In [May], Communist China decided to offer a sovereign bond it had
long planned to issue in New York in Asian and European financial markets
only. Now, Lukoil has chosen to follow suit, pursuing a "full listing on
the London Stock Exchange."
Lukoil vice president Leonid Fedun explained the reasoning behind
his company's action -- a logic that likely applied to the Chinese
transaction as well: According to the FT, Fedun said the "move on to the
London market was made 'in order to avoid the political risk that exists [in
the U.S.].' He cited sanctions against Iraq, where Lukoil has been involved
in oil-for-food contracts, and other countries such as Sudan and Iran where
it has business."
Fedun added, "It is completely possible that [U.S. officials] could
ban companies carrying out an issue from working in those regions, so we
have decided to work in a better political environment" -- namely, in the
London exchange.
Translation: Bad actors in Moscow and Beijing and other capitals
around the world are waking up to a stunning new fact of life. It is no
longer possible for them to exploit the lack of transparency that has
heretofore enabled their ilk to solicit funds from unsuspecting American
investors in U.S. capital markets without disclosing where their companies,
their parent firms and subordinates are doing business - and with whom.
This sea-change in the American stock and bond markets has come
about as a result of changes adopted on May 8 by the Securities and Exchange
Commission affecting the filing requirements and other procedures that apply
to foreign would-be borrowers. These changes were catalyzed by one of the
leading congressional champions of human rights and national security, Rep.
Frank Wolf, Republican of Virginia, and the William J. Casey Institute's
Roger W. Robinson.
Lukoil had even more reason to fear a financial debacle had it
brought its share offering to Wall Street in the aftermath of the House of
Representatives' adoption two weeks ago of the Sudan Peace Act. That
legislation, passed by a [422 to 2] margin, includes a provision introduced
by Rep. Spencer Bachus, Republican of Alabama, that would bar access to the
U.S. capital markets to foreign oil firms involved in Sudan, as well as
trading of the securities of those firms already listed on U.S. exchanges.
It seems reasonable to believe that opponents of the Bachus
amendment to the Sudan Peace Act -- and, indeed, of the SEC's efforts to
ensure that American lenders understand fully the risks associated with
prospective investments -- will seize upon the placement in foreign markets
of the Lukoil share and Chinese bond offerings to oppose such legislative
and/or regulatory initiatives. Wall Street firms and those responsive to
their well-heeled lobbying in the Bush Administration and in the Senate will
raise the specter of capital controls, engendering massive capital flight
and lost business opportunities, unless such measures are spurned.

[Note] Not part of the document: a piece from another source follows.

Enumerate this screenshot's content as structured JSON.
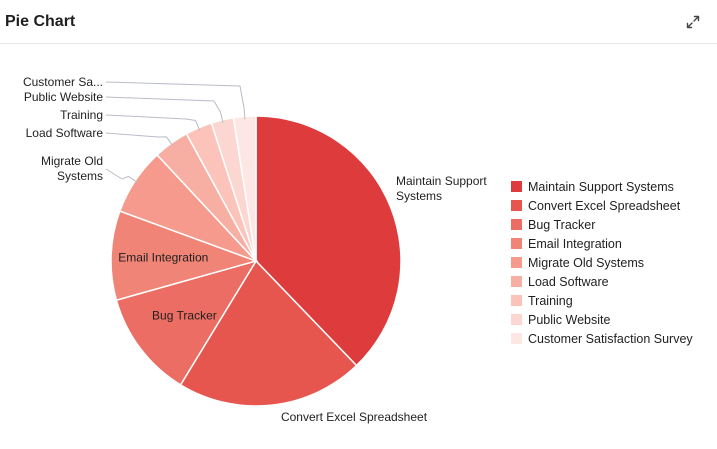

This is, of course, utter nonsense. The only foreign governments,
firms and other entities who have anything to fear from the kind of
transparency long required of American borrowers -- and that is now being
sought from foreign ones, as well -- are those doing business in countries
subjected to U.S. sanctions. Even if the Sudan Peace Act were to be adopted
unchanged by the Senate, however, they could still do business in every
rogue state on the planet except for Sudan, although informed investors may
not respond to such offerings once it is clear that the ultimate
beneficiaries of the dollars thus generated could include countries like
Iran, Iraq, Libya.
Rather than seek to undo the laudable American market transparency
initiatives that are currently frustrating Lukoil executives, Chinese
sovereign borrowers and the U.S. investment houses hoping to garner
lucrative fees from hawking their stock and bond offerings, the Bush
Administration and legislators would be well advised to encourage foreign
exchanges to ensure that their investors are afforded comparable
risk-relevant information. Just as the right answer to inequitable
application of national security-minded export controls is not to dumb down
ours to the lowest common denominator applied by others, our approach on
capital markets transparency ought to be to bring others' exchanges up to
our new, high standard.
If the only result of these developments in the U.S. capital markets
is to make it more difficult for global bad actors to get the funds with
which to finance their odious operations around the world, the effort would
be worthwhile. If it is has the added effect of bringing greater
transparency and discipline to financial markets worldwide though, the
upshot could be far greater: It might just create powerful incentives for
nations and companies to eschew deals with those engaged in genocide,
slave-trading, terrorism, proliferation and other unsavory activities - a
choice they haven't had to make to date and that would be very much in the
interests of all freedom-loving to ensure they must make from now on.